Hz. Ali’ye bağlılığını her zaman bildiren Alevi din kardeşlerimiz ne diyor?
“Ya Allah, ya Muhammed, ya Ali”..
Şimdi.. Bre soysuzlar, bölücüler… Siz kimsiniz ki bu güçlü din bağını bölmeye çalışıyor, yıllardır nifak tohumları ekiyorsunuz?
Değerli okuyucular..
İşte bunlardan birisi de; İstanbul Büyükşehir Belediyesinin kara cahil başkanı Ekrem İmamoğlu..
Bu ikiyüzlü, mezhep taciri Ekrem İmamoğlu; ne Aleviliği biliyor, ne de Hz. Ali’yi tanıyor..
Alevilik nedir?
“İslam'ı benimseyen, Allah’ın birliğine inanan, Hz. Muhammed'i Peygamber kabul eden, kitabı Kur'an olan, Hz. Muhammed'in Ehlibeyt'ini seven, namazı, niyaz ile bütünleştiren, kıyam, ruku ve secdesi ile ibadetini kendi lisanıyla yapan bir tasavvuf yoludur”..
Peki, “Alevi” tanımlaması veya ifadesi nedir?

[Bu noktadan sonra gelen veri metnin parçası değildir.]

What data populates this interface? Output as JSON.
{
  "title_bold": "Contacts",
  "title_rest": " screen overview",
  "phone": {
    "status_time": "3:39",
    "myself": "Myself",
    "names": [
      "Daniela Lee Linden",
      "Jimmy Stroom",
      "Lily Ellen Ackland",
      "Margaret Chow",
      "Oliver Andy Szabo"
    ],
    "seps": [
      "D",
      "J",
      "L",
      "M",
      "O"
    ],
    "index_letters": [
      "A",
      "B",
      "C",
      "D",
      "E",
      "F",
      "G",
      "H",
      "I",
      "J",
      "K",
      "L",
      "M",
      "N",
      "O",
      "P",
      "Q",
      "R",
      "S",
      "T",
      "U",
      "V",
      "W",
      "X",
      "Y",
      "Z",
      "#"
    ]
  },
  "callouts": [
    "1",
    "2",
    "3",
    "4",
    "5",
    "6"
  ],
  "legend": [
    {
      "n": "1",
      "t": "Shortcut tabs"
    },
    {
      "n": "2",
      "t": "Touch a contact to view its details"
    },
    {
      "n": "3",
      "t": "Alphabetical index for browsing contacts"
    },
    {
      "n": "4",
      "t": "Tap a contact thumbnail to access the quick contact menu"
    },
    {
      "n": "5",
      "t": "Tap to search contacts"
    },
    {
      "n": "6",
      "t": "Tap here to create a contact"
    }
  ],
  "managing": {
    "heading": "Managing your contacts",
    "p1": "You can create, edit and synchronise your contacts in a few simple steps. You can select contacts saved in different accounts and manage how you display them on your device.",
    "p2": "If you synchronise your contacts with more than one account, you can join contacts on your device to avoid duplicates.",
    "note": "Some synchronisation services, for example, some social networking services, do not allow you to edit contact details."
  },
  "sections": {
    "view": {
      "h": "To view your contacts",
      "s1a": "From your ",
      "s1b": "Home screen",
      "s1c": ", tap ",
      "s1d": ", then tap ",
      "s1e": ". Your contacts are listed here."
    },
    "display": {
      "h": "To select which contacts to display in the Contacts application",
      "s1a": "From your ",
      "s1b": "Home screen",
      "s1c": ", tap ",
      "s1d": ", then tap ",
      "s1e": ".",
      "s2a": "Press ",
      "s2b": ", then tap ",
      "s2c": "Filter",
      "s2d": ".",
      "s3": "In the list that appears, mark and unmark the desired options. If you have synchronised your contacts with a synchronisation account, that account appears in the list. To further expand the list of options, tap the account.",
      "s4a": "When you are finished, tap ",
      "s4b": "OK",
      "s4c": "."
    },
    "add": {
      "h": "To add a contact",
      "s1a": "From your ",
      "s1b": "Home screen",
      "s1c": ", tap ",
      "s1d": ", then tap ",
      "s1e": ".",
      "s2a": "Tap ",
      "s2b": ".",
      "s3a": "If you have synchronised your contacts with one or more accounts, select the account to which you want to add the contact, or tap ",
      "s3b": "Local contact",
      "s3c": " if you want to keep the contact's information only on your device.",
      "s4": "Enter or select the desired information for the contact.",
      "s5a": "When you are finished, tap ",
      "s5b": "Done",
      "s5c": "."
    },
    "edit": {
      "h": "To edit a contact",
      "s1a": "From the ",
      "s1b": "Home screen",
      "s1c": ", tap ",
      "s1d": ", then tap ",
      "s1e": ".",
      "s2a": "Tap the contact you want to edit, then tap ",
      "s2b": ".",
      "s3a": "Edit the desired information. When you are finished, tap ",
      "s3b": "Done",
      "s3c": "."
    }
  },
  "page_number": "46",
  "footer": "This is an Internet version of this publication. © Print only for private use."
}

Hz. Muhammed’in ölümünden sonra, Ali’nin halife olmasını isteyen, onu imam olarak kabul edenler, Hz. Ali'ye bağlılığını bildirmek isteyenler, Hz. Ali’nin evine, dergahına gidip, taraftarı olduklarını belirtmişlerdir..
Yani… Ali taraftarları, Ali’nin evine gidenlerin tümüne Alevi denilmiş..
Değerli okuyucular… Şimdi dikkat ediniz..
Hz. Muhammed tarafından “Allah’ın Arslan’ı” olarak ilan edilen Hz. Ali;
Namazlarını nerede kılıyor, nerede ibadetini yapıyordu?
Camii de ve mescitlerde..
Şimdi Ekrem İmamoğlu dâhil, diğer “Alevi” maskeli mezhep taciri kara cahiller burayı iyice okusunlar..
Alevilerin İmamı Hz. Ali’yi kim ve nerede öldürdü?
Müslümanların düşmanı İbnü Mülcem, bir sabah namazından önce Hz. Ali’nin namaza gideceği yolda pusuya yattı.
Hz. Ali’nin geldiğini görünce İbni Mülcem âniden arkadan üzerine atılarak zehirli kılıcını Hz. Ali’ye vurdu..
Hz. Ali ağır yaralıydı. Durmadan kan kaybediyordu. O vaziyette iken bile yanındakilere dönerek, camiye gidip sabah namazını kılmalarını, vakti geçirmemelerini söyledi.
Namazı kıldırmak için de; yerine vekil tayin etti.
Oğlu Hz. Hasan’ı yanına çağırarak şu tembihlerde bulundu;
“Bunun yemeğini yedirip istirahatini de temin edin. Eğer yaşayacak olursam ya affederim veya cezasını veririm. Eğer ölürsem, cezasını verin, fakat aslâ haddi tecavüz ederek Müslümanların kanlarına girmeyiniz. Zira Allah haddi tecavüz edenleri sevmez.”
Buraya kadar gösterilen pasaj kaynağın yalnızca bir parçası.